O que nos compete, neste trabalho específico, é a obtenção da competência receptiva da língua latina em sua modalidade escrita, já que o trabalho tem como ponto de partida o texto legítimo, ou seja, a representação da enunciação viva de falantes naturais, aqueles que adotaram o latim por uma necessidade real de comunicação e puderam atualizar a sua língua com legitimidade. O trabalho ainda tem o intuito de reconhecer, nos versos de Virgílio, certos efeitos de sentido que podem ser captados pela percepção da leitura e julga-se necessário refletir de que modo o arranjo particular da linguagem de um autor como Virgílio pode ser responsável pela expressão desses efeitos.
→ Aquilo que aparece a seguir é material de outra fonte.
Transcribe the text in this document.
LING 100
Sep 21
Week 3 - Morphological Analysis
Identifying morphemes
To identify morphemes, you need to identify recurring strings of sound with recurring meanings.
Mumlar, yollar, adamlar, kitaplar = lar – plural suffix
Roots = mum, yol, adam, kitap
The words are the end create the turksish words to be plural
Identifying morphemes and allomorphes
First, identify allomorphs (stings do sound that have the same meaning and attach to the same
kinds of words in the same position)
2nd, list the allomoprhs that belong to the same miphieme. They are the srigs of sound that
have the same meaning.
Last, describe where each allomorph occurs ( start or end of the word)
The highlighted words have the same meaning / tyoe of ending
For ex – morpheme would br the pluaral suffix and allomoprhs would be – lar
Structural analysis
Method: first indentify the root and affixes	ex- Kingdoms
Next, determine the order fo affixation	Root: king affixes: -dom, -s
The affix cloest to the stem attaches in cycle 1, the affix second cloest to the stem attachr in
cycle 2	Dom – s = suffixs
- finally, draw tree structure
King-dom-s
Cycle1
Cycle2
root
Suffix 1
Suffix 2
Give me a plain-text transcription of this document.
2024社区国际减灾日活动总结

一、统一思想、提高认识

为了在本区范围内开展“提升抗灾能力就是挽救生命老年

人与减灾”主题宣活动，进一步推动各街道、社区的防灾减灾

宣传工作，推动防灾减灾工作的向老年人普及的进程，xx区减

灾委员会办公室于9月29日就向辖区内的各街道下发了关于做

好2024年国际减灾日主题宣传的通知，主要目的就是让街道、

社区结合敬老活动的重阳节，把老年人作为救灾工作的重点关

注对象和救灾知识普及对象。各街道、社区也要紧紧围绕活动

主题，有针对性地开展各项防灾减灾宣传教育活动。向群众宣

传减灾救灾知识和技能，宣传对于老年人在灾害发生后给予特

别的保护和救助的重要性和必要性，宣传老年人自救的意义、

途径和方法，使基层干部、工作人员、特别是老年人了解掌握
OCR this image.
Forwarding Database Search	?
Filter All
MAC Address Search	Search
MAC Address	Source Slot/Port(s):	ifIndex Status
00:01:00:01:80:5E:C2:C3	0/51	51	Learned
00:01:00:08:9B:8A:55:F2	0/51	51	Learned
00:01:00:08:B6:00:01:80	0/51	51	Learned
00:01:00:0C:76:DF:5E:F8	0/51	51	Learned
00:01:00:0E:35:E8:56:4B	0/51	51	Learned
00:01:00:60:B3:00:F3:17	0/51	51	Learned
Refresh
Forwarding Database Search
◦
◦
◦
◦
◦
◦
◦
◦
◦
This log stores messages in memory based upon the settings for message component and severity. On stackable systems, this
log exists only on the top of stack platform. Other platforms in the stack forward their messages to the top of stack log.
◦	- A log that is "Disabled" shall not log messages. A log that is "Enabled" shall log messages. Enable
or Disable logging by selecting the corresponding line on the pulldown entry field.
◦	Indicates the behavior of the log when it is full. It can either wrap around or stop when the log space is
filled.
O pesquisador iniciante, visando a competência receptiva da língua latina, tem o intuito de elaborar uma tradução de estudo do texto de Virgílio e fornecer um subsídio básico para a leitura do original em latim, juntamente com as notas de cultura que, geralmente, reclama um texto antigo.

Sob a luz dos conceitos explicitados por Ferdinand de Saussure, foi possível perceber que o latim, como qualquer outra língua, só pode ser analisado do ponto de vista da sincronia, porque é ela, a sincronia, que constitui a única e verdadeira realidade da língua. Uma vez que se encontra impossibilitado de apresentar variações de qualquer natureza em seu sistema, em sua estrutura fonológica, morfossintática e lexical, pode-se dizer que o latim é uma língua de sincronia fechada, ao passo que as línguas modernas, que ainda podem ser atualizadas por falantes naturais, seriam línguas de sincronia aberta. Ora, ainda podemos assimilar o sistema da língua latina por meio da fala, por meio do uso que falantes naturais fizeram dessa língua antiga.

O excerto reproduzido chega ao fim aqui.